Le ragazze cinesi, racconta Leta Hong Fincher, si rifanno al femminismo borghese del primo Novecento. La figura storica che ha dato inizio alla guerra al patriarcato è Qiu Jin, scrittrice e rivoluzionaria:  nel 1904 lasciò il marito e due figli per andare a studiare in Giappone, a Tokyo teneva conferenze agli studenti cinesi, talvolta vestiva da uomo come George Sand. Al suo ritorno in Cina, fu decapitata per cospirazione contro la dinastia imperiale Qing, aveva appena trent’anni e non riuscì a terminare la sua opera intitolata “Pietre dell’uccello Jingwei”. Non c’è possibile dubbio sul fatto il risveglio femminista cinese  sia un risultato – è stato così ovunque – del processo di scolarizzazione avanzata delle nuove generazioni femminili.  In un articolo su Discuss Japan, analizzando l’impatto dei libri e delle teorie di Chizuko Ueno in Cina, Faruki Masaco, docente di giapponese all’Università di Pechino, osserva che questo fenomeno interessa soprattutto ragazze altamente scolarizzate tra i venti e i quarant’anni: sono tutte figlie uniche, nate in famiglie formate da tre singoli individui quando era vietato avere più di un figlio. 

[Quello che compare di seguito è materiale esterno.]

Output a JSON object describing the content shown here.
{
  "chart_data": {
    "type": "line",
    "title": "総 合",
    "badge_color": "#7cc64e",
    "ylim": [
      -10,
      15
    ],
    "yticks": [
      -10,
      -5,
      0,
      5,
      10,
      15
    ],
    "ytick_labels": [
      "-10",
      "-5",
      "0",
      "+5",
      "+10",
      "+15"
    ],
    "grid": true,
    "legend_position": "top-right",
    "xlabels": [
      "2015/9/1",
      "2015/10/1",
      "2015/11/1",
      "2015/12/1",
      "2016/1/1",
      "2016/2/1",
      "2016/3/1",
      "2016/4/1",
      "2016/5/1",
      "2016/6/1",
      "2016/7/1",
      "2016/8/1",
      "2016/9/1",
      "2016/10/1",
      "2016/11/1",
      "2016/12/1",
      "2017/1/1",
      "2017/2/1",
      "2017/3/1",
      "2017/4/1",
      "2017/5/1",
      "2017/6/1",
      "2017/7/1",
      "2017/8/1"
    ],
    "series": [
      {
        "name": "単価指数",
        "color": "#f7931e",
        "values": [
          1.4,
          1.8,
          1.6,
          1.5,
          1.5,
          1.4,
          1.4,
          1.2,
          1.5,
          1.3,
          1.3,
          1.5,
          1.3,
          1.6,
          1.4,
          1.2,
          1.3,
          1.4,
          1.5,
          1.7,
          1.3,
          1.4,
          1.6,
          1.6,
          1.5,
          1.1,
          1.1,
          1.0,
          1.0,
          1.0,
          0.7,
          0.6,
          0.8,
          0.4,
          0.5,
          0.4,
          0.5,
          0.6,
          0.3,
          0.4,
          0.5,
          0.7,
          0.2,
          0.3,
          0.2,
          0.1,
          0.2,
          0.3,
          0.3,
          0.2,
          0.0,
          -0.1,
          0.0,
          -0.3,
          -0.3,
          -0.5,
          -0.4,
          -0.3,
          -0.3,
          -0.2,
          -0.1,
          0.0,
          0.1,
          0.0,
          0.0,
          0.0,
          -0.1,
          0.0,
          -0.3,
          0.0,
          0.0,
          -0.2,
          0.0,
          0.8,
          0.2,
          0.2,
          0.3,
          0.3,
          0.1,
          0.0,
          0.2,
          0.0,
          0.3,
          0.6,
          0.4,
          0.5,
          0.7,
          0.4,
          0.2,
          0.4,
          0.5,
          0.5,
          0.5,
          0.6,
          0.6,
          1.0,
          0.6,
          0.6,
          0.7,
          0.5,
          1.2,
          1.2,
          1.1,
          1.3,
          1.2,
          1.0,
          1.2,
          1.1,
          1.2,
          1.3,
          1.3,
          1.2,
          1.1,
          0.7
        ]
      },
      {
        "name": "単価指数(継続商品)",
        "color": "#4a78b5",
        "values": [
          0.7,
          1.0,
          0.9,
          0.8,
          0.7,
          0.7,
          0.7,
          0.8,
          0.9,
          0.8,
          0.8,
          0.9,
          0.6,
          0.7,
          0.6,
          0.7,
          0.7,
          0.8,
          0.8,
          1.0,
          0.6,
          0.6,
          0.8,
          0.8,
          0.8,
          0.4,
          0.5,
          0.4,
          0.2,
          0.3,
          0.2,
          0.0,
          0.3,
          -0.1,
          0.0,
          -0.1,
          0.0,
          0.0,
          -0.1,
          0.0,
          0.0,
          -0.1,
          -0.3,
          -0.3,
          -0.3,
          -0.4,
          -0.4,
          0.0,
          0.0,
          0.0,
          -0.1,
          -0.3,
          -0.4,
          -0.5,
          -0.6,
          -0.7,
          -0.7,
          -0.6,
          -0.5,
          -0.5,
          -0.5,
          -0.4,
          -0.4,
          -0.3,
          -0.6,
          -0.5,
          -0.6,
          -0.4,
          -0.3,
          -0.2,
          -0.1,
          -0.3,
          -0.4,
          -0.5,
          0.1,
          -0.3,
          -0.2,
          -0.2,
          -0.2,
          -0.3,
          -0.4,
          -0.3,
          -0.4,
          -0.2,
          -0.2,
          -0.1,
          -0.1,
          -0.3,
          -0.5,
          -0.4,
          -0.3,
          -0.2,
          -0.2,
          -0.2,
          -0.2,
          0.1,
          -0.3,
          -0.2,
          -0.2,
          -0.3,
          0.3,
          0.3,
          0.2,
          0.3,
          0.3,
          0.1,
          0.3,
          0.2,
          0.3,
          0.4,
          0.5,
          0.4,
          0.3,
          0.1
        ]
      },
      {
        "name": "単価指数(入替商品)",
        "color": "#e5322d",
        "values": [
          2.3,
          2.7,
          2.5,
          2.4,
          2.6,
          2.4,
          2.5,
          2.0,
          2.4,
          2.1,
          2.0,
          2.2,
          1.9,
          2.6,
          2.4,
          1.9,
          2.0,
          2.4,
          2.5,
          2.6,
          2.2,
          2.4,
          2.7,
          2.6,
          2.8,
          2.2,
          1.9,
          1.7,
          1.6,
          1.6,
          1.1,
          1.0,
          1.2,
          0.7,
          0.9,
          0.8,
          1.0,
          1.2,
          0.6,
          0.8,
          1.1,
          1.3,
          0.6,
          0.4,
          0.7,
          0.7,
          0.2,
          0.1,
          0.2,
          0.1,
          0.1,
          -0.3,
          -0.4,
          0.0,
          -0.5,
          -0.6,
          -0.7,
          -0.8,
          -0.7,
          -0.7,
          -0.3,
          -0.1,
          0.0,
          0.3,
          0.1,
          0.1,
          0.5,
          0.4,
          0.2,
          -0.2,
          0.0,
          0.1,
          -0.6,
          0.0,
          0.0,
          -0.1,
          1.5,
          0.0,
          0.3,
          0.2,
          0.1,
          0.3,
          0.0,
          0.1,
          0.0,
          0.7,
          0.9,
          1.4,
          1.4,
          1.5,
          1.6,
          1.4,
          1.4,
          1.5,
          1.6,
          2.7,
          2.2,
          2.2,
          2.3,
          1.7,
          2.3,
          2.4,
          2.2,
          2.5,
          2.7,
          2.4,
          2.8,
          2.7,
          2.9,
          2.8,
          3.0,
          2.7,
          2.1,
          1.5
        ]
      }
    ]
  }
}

Abbiamo conosciuto quel tempo nel racconto del premio Nobel cinese Mo Yan. Nel suo romanzo “Le Rane” (Einaudi, 2013), attraverso la storia di una levatrice, rivive la tragedia di milioni di donne sterilizzate o costrette ad abortire per non avere più di un figlio. Nella Cina rurale, quando l’ecografia rivelava che era attesa una femmina, molte coppie decidevano di interrompere la gravidanza per poter avere, come figlio unico, un maschio.  Ma tutto questo ha avuto una paradossale altra faccia della medaglia. Tra la popolazione urbanizzata, dove le bambine sono state accettate e sono nate figlie uniche, sono state sostenute negli studi e investite del compito di promuovere socialmente la famiglia: sono loro che oggi reclamano l’autorealizzazione e un altro posto nel mondo. Gli storici la chiamano eterogenesi dei fini: persegui un risultato, ne ottieni un altro. Alla gente comune basta dire che il diavolo fa le pentole ma non i coperchi.